Uma nova imagem da região que rodeia a nebulosa de reflexão Messier 78, situada a norte do Cinturão de Órion, mostra nuvens de poeira cósmica entrelaçadas na nebulosa tal qual um colar de pérolas. As observações, obtidas com o Atacama Pathfinder Experiment (APEX) [1], utilizam o brilho de calor dos grãos de poeira interestelar para mostrar aos astrônomos onde novas estrelas estão se formando.

A poeira pode parecer algo aborrecido e sem interesse - a superfície suja que esconde a beleza de um objeto. Mas esta nova imagem da Messier 78 e seus arredores, que nos revela a radiação milimétrica-submilimétrica dos grãos de poeira no espaço, mostra que a poeira pode ser algo fascinante. A poeira é importante para os astrônomos, já que é nas nuvens densas de gás e poeira que se acontece o nascimento de novas estrelas.

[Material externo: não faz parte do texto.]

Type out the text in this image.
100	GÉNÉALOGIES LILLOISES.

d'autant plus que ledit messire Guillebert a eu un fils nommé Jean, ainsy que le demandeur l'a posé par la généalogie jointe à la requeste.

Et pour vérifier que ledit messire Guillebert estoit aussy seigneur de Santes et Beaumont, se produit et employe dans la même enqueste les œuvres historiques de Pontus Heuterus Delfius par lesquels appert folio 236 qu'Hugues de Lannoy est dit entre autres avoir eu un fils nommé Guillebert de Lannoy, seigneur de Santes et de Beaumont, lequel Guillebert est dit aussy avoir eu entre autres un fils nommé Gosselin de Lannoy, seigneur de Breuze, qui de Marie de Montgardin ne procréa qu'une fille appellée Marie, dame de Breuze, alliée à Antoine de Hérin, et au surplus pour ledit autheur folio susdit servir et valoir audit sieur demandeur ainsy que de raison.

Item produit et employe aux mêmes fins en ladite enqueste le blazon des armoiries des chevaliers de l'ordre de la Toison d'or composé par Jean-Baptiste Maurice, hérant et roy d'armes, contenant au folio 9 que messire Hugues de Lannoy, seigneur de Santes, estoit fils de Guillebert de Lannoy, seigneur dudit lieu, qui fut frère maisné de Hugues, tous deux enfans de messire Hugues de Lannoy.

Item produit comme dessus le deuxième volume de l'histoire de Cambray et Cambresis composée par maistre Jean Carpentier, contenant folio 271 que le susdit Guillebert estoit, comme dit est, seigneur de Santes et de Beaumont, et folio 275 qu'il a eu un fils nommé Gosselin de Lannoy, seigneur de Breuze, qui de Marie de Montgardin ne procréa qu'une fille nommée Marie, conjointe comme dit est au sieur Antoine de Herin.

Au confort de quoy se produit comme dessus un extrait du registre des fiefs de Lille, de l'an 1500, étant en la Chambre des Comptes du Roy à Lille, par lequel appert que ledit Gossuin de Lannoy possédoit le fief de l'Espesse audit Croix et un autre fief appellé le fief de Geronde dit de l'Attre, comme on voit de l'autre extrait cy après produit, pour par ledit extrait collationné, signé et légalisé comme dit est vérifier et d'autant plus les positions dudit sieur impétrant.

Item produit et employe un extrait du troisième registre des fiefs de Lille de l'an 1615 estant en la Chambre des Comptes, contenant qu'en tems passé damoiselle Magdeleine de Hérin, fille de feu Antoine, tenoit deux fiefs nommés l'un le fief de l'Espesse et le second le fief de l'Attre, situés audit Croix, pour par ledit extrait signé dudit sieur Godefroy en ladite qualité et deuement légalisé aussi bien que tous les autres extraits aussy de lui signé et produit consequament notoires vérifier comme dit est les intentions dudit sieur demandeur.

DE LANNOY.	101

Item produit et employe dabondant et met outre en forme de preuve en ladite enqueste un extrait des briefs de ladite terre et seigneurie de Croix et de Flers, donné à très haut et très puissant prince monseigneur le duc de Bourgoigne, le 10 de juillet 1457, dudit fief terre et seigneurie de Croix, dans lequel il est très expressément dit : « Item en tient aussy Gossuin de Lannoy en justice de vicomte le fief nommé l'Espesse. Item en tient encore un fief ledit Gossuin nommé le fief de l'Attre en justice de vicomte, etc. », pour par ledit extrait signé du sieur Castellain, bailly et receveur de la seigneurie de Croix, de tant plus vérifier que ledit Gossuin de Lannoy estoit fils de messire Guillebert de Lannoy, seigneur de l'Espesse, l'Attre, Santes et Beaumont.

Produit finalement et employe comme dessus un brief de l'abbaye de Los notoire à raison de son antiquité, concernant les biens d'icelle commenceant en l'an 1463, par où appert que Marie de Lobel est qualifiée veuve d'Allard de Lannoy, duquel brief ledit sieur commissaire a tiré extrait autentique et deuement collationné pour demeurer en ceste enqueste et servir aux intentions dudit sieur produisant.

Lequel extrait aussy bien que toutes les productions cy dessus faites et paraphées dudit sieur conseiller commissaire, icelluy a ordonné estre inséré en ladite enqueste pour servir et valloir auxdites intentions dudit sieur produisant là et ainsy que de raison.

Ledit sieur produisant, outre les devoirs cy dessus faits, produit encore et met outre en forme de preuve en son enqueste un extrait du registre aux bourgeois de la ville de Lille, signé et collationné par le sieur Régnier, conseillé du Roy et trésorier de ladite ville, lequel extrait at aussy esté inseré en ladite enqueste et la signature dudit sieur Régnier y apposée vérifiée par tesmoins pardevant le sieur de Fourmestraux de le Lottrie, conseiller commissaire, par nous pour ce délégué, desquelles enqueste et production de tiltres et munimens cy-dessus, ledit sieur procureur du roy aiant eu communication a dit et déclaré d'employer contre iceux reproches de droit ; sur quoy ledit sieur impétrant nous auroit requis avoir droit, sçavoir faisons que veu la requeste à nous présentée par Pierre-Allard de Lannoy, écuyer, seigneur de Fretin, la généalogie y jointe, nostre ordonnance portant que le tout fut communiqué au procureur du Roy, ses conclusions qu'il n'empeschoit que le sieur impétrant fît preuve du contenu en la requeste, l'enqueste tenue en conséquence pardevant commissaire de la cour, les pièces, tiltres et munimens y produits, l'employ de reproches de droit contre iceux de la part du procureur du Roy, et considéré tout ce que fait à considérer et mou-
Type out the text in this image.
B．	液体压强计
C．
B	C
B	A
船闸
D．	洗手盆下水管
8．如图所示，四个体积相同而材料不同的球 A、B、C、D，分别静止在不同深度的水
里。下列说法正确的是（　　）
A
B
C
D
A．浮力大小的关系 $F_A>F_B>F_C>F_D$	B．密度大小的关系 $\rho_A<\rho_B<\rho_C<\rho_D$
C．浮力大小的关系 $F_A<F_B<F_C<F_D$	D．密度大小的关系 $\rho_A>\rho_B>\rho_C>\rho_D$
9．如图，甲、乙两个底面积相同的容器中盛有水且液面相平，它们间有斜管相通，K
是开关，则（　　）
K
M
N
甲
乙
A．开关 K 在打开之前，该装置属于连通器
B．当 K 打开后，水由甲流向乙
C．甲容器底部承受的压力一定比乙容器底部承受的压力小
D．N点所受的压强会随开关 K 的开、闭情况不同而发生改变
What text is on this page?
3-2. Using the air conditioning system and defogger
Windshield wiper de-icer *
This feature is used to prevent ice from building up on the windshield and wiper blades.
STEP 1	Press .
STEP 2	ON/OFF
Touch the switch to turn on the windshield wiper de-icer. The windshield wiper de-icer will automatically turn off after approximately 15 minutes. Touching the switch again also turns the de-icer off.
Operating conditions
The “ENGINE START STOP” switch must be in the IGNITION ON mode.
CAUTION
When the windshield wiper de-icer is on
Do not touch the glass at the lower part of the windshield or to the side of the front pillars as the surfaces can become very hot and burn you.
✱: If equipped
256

No centro da imagem encontra-se a Messier 78, também conhecida como NGC 2068. Quando observada na luz visível, esta região revela-se como uma nebulosa de reflexão, o que significa que observamos um brilho azul pálido de radiação estelar refletida pelas nuvens de poeira. As observações do APEX estão sobrepostas à imagem no visível, apresentadas aqui em laranja. Sensível a comprimentos de onda maiores, estas observações revelam o fraco brilho de nós de poeira densos e frios, alguns dos quais estão a temperaturas inferiores a -250ºC. Na luz visível, esta poeira é escura e obscurante, razão pela qual telescópios tais como o APEX são importantíssimos no estudo das nuvens de poeira onde as estrelas se formam.

Um filamento observado pelo APEX aparece na luz visível como uma faixa escura de poeira atravessando Messier 78. Este fato informa-nos que a poeira densa se encontra em frente da nebulosa de reflexão, bloqueando assim a sua luz azulada. Outra região proeminente de poeira brilhante observada pelo APEX sobrepõe-se à luz visível emitida pela Messier 78 na região mais abaixo. A ausência da faixa de poeira escura correspondente na imagem visível indica que esta região de poeira densa deve estar por trás da nebulosa de reflexão.

Observações do gás nestas nuvens revelam que este flui a alta velocidade, deslocando-se para fora de alguns dos nós densos. Estas correntes de emissão de gás são ejetadas pelas estrelas jovens quando estas ainda estão se formando a partir da nuvem que as rodeia. A sua presença prova assim que estes nós estão formando estrelas de forma ativa.

No alto da imagem podemos ver outra nebulosa de reflexão, a NGC 2071. Enquanto que as regiões mais abaixo da imagem contêm apenas estrelas jovens de pequena massa, a NGC 2071 contém um estrela jovem de maior massa, que se estima ter cinco vezes a massa do Sol, situada no pico mais brilhante visto pelas observações APEX.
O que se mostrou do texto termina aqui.